Brady’s motion for the RIBA Council on 19th March
‘The Israeli Association of United Architects (IAUA) has paid no regard to the UIA Resolution 13 of 2005. The RIAS calls on the UIA, as the international guardian of professional and ethical standards in our profession, to take appropriate action. The UIA membership of the Israeli Association of United Architects should be suspended until these illegal projects end, and international law, the UIA Accords and Resolution 13 are observed.’
‘The International Committee resolved that it is beyond the role of the RIBA to push the IAU for a sanction against Israel’s architectural community,’ a spokesperson told the AJ.
‘There are complex political and economic drivers in the region that cannot be resolved solely by expulsion of Israeli architects. The Committee agreed that the Institute could do even more to assist local architects in improving conditions for communities affected by civil conflict and natural disaster.
‘Council members may propose motions to Council irrespective of the views of the committee concerned.
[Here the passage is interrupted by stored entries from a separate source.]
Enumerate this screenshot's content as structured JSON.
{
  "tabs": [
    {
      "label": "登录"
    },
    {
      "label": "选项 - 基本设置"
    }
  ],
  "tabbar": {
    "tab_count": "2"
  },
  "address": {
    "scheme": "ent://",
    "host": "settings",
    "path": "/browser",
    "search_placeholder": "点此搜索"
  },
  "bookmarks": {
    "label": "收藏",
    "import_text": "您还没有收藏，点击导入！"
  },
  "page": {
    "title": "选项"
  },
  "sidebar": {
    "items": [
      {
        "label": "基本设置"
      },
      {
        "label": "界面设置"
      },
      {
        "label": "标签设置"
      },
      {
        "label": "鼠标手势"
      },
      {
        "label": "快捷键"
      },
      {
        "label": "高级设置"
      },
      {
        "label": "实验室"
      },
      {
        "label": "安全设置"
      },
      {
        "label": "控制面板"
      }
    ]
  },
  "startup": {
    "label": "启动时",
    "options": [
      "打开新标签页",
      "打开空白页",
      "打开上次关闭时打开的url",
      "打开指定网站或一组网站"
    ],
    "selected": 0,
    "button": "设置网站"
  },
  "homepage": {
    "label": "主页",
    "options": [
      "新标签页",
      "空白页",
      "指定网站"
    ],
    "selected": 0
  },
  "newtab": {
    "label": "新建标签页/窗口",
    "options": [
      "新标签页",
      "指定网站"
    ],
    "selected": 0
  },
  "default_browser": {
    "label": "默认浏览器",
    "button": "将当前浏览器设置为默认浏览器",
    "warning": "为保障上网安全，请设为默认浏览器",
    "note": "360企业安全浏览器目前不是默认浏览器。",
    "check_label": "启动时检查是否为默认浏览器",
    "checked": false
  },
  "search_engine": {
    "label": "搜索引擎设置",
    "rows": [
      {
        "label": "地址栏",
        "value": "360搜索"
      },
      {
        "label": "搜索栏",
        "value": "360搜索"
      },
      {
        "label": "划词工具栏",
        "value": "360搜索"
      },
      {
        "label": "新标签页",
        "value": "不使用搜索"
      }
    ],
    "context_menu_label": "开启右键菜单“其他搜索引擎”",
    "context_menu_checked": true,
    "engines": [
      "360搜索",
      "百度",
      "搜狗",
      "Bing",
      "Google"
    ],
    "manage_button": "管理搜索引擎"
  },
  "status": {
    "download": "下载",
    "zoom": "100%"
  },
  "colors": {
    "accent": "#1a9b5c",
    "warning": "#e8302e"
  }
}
Clearly this is a very complex issue and one that members are welcome to discuss,’ added the spokesperson.
But this time round Brady is using RIAS for extra leverage as the Scottish Incorporation is affiliated to the UIA through RIBA. Brady will use the motion to call upon the RIBA to represent the RIAS’s view to the UIA Council.
The RIAS president, Iain Connelly, said: ‘The Incorporation acts on an international stage for an increasingly global profession. Angela Brady and George Oldham’s [Oldham is a joint RIBA and RIAS member] motion is an important one, and it is right that it now has our support.”
Brady said: ‘I am delighted that the Royal Incorporation has taken such a strong stance on this matter. It is important that our profession stands up for human rights in this way. This is an instance where architects are culpable, perhaps they will listen to their fellow architects.’
Letter sent to RIBA Council members from Constructive Dialogue
Dear RIBA Council Member
Please forgive this unsolicited email but I wish to present a counter-point to a motion proposed at the RIBA Council this forthcoming Wednesday.
Angela Brady’s motion to council against the IAUA is misguided and one-sided.
While it is legitimate to criticise Israeli Government policy, it is dishonourable to single out Israeli Architects.
There are architects in many parts of the world whom find themselves in conflict areas but are welcome in the IAU, making this motion discriminatory.
A call to exclude the IAUA from the IAU would be a counter-productive move that would reinforce prejudices and encourage conflict, rather than supporting the very professionals that are best placed in the region to promote mutual understanding.
Our energy should rather be focused on positive work that construction professionals can do to advance peace and coexistence. Many Israeli architects have used their experiences and knowledge to create projects that help the architectural community across the world, and we, as members of the RIBA, would like to see our international union building bridges/helping our fellow workers, not abandoning them.
It is imperative not to transport the conflict in the Middle East into the architectural profession but rather use the profession and resources available to encourage dialogue and cooperation, especially during a time of peace talks.
Furthermore, the international committee has already stated that ‘it is beyond the role of the RIBA to push the IAU for a sanction against Israel’s architectural community.’
If you have any comments or queries on the above please do not hesitate to drop me a line to discuss.